In the Routine HIV Testing Era, Primary Care Physicians in Community Health Centers Remain Unaware of HIV Testing Recommendations

Monisha Arya, MD, MPH; Micha Yin Zheng; Amber Bush Amspoker, PhD; Michael Anthony Kallen, PhD, MPH; Richard Lewis Street, PhD; Kasisomayajula Viswanath, PhD; Thomas Peter Giordano, MD, MPH

Disclosures

J Int Assoc Provid AIDS Care. 2014;13(4):296-299. 

In This Article

Abstract and Introduction

Abstract

Background: Despite the 2006 US Centers for Disease Control and Prevention (CDC) recommendations for routine HIV testing in health care settings, many persons remain untested.

Purpose: To determine physician barriers to HIV testing, we surveyed primary care physicians in community health centers in a high HIV prevalence city.

Methods: Primary care physicians were invited via e-mail to participate in a Web-based survey. One hundred and thirty-seven physicians participated (response rate: 43.9%).

Results: Fifty-five physicians (41.0%) were unaware of updated CDC HIV testing recommendations. Physicians were unaware that testing should be routinely offered in primary care settings caring for adolescents (62 physicians, 45.6%) and primary care settings caring for adults (33, 24.3%). Physicians were also unaware that teenage years patients aged 13 to 17 years (68, 49.6%) and adult patients aged 18 to 64 years (40, 29.2%) should be routinely HIV tested.

Conclusion: With the new 2013 US Preventive Services Task Force recommendations to support routine HIV testing, it is critical to address ongoing physician HIV testing barriers to mitigate the HIV epidemic.

Introduction

In the United States today, there are more than 1.1 million people living with HIV.[1] HIV testing is a vital intervention to curb the ongoing HIV epidemic. When people learn they are HIV positive, they can prevent further spread of HIV in the community by changing their risk behaviors[2] and by beginning antiretroviral therapy, the latter of which is an intervention directly responsible for lowering community viral load.[3] Unfortunately, in the United States, 1 in 6 people do not know their HIV positive status.[1]

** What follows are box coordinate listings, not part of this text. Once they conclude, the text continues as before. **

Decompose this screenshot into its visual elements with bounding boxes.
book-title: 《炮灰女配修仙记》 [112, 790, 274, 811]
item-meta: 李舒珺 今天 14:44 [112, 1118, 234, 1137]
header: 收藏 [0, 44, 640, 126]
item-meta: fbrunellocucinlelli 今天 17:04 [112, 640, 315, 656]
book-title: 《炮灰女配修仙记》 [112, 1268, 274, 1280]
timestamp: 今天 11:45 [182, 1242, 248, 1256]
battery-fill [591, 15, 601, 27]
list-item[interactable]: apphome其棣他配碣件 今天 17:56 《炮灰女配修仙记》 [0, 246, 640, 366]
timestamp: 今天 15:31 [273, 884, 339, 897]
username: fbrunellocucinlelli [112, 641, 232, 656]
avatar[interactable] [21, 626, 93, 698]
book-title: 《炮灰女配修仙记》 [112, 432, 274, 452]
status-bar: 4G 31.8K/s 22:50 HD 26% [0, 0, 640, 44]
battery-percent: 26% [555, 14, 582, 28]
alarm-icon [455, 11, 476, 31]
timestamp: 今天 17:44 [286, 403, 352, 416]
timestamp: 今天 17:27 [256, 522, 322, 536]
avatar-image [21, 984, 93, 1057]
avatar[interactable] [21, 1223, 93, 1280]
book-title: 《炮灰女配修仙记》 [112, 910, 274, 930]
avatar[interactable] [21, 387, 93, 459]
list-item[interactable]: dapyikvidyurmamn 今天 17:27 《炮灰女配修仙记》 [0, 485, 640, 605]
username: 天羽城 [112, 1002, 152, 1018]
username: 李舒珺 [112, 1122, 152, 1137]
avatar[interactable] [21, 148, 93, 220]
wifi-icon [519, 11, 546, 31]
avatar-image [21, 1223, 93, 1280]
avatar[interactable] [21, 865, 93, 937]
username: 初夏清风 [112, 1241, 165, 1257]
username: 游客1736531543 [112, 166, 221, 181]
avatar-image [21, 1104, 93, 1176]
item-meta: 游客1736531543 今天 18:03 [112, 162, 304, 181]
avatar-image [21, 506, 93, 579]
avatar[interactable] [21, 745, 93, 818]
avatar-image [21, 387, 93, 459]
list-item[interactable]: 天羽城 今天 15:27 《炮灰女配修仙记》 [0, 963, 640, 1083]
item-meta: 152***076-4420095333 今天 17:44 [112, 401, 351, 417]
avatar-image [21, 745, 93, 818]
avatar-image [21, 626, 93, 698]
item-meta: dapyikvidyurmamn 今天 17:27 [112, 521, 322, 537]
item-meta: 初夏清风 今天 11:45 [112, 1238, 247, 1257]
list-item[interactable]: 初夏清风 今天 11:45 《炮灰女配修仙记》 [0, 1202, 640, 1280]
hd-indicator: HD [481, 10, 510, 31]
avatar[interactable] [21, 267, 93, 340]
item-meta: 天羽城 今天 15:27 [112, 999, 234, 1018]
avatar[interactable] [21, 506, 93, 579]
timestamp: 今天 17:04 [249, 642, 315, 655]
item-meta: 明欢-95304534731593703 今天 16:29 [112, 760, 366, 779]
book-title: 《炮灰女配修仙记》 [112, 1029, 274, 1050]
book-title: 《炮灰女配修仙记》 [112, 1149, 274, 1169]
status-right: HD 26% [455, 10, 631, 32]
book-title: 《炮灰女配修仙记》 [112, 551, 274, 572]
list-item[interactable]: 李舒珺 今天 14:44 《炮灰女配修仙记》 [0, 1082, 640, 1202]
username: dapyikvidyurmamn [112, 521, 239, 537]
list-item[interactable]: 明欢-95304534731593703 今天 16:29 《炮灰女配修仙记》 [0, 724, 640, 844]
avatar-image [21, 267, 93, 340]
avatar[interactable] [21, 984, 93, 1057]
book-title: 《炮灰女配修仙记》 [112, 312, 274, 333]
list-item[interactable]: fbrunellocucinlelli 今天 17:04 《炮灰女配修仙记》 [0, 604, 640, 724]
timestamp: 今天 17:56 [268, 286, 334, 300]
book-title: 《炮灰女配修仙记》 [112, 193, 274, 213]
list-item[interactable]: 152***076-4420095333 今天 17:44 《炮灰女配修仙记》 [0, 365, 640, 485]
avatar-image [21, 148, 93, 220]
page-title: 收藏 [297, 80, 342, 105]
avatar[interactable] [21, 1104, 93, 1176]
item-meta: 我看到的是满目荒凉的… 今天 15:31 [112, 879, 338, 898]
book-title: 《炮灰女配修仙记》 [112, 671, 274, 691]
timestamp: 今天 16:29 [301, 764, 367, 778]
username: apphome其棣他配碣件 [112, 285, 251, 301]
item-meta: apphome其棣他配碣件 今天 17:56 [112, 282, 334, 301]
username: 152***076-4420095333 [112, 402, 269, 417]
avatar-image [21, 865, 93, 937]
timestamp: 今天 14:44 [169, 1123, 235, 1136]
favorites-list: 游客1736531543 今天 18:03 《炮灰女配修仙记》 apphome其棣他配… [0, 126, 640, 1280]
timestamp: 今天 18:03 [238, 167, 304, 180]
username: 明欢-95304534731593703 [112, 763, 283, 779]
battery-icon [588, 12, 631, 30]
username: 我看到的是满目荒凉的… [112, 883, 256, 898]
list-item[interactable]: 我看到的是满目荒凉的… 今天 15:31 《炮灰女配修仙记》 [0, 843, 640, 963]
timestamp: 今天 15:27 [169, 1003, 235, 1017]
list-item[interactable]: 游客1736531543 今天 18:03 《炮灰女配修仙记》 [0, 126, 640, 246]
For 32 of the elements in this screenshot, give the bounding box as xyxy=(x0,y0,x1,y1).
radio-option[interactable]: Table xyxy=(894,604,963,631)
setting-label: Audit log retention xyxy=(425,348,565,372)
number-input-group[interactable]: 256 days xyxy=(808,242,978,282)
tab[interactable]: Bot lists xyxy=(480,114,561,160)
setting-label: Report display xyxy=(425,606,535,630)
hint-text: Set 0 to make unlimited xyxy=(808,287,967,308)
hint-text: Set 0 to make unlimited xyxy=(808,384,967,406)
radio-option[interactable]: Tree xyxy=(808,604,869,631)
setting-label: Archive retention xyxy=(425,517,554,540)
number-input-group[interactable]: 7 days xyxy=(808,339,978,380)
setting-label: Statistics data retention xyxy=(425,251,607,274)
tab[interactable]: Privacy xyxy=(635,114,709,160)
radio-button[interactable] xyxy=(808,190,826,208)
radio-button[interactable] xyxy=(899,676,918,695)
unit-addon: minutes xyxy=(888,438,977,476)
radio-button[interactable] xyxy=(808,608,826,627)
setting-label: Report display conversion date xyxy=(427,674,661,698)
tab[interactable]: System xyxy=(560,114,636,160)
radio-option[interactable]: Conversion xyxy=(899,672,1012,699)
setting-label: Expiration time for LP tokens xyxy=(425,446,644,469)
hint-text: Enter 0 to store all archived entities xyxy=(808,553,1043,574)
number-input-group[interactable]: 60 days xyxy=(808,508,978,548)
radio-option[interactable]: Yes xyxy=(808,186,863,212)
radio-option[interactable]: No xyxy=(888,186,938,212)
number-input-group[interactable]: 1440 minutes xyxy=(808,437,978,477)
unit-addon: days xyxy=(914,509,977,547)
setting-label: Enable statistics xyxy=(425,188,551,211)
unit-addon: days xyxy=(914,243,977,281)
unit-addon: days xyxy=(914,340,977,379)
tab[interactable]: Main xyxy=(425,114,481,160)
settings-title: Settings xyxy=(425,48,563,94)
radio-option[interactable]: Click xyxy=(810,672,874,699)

Many persons with HIV remain unaware of their infection because physicians are not routinely offering HIV testing. To improve HIV testing, in 2006 the US Centers for Disease Control and Prevention (CDC) issued recommendations for clinicians to perform routine, opt-out HIV testing of all patients aged 13 to 64 years.[4] Many professional medical societies subsequently released policy statements in support of the CDC's recommendations.[5–8] Despite CDC and professional medical society recommendations, a 2012 Kaiser Family Foundation survey found that 36% of adults had not been tested for HIV because their doctor had never recommended testing.[9] Studies to date have found that many physicians are not routinely offering HIV tests as advised by the 2006 CDC HIV testing guidelines.[10–15] The objective of this study was to assess primary care physician awareness and knowledge of the 2006 CDC HIV testing recommendations.